Moreover, Roche’s diagnostic capabilities could play a role in patient selection, risk stratification, and outcomes tracking—a potential competitive differentiator if CT-388 is deployed as part of a broader cardiometabolic care model. This may become especially important if combination strategies (e.g., with petrelintide) move into the clinic.
What remains uncertain as CT-388 advances toward Phase III trials
Despite strong topline data, several key uncertainties remain. First is the question of real-world adherence and tolerability over multiple years, especially as the weight loss curve extends beyond 48 weeks. Second is whether Genentech’s biasing strategy truly delivers long-term receptor sensitivity advantages or if the benefit diminishes over time.

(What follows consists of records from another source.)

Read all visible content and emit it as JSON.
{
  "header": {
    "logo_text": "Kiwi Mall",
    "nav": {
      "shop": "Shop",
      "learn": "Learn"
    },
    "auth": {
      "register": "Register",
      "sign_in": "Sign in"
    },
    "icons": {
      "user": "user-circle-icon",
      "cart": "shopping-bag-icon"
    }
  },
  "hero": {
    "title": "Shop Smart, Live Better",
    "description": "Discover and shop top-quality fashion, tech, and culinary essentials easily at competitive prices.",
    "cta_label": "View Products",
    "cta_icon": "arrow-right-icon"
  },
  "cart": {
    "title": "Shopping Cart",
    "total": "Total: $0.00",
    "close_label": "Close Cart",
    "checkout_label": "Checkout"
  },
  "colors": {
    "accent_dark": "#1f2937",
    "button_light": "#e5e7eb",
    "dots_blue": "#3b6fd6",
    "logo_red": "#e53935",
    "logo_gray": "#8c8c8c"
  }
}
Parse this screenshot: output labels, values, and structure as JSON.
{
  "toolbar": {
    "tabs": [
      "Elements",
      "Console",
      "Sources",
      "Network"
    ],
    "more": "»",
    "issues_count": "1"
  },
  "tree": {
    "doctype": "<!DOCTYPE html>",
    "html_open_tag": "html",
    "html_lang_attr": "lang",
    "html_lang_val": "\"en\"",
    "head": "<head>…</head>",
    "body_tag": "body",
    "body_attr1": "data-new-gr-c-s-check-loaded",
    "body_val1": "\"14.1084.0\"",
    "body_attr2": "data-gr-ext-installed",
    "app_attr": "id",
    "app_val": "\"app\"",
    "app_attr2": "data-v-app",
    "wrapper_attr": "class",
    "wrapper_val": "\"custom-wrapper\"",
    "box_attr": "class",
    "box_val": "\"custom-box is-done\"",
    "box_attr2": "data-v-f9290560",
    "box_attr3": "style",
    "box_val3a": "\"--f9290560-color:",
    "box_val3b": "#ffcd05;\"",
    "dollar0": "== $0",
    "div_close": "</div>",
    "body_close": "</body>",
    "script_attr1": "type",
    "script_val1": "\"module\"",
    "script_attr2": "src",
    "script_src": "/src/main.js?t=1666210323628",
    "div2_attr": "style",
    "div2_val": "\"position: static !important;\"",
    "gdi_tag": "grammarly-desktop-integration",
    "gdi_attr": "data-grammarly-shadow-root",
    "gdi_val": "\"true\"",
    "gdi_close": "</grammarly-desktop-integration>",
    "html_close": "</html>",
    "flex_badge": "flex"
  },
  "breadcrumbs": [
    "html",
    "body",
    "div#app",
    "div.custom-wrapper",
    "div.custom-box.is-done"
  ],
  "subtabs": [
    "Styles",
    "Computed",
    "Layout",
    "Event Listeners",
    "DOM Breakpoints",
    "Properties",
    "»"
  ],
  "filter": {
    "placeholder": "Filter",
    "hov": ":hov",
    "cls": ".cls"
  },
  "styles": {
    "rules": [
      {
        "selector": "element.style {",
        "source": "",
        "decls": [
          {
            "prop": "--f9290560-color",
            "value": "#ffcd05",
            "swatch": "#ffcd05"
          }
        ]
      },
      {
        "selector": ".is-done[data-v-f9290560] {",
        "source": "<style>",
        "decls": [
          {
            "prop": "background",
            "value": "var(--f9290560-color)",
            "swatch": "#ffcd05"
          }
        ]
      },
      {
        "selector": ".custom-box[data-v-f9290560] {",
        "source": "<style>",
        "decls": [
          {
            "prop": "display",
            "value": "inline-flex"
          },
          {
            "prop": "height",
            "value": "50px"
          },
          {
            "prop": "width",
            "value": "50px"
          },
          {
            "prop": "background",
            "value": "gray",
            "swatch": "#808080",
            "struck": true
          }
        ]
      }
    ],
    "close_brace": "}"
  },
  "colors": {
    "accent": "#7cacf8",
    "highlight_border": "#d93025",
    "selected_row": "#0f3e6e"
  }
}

Third is the regulatory stance on dual agonists in combination—especially if CT-388 is pursued alongside other agents such as amylin analogues.
Finally, payer strategies will be a critical factor in CT-388’s commercial viability. With rising GLP-1 adoption already straining healthcare budgets, Genentech will likely need to show not just efficacy but also cost-offset potential through diabetes prevention, cardiovascular risk reduction, and improved quality of life metrics.
If Genentech’s bet on β-arrestin avoidance pays off with durable results and better tolerability, CT-388 could find a viable niche or even become a competitive threat in the second wave of obesity drugs. But absent that, it risks becoming yet another high-potential entrant with limited market traction in an increasingly crowded space.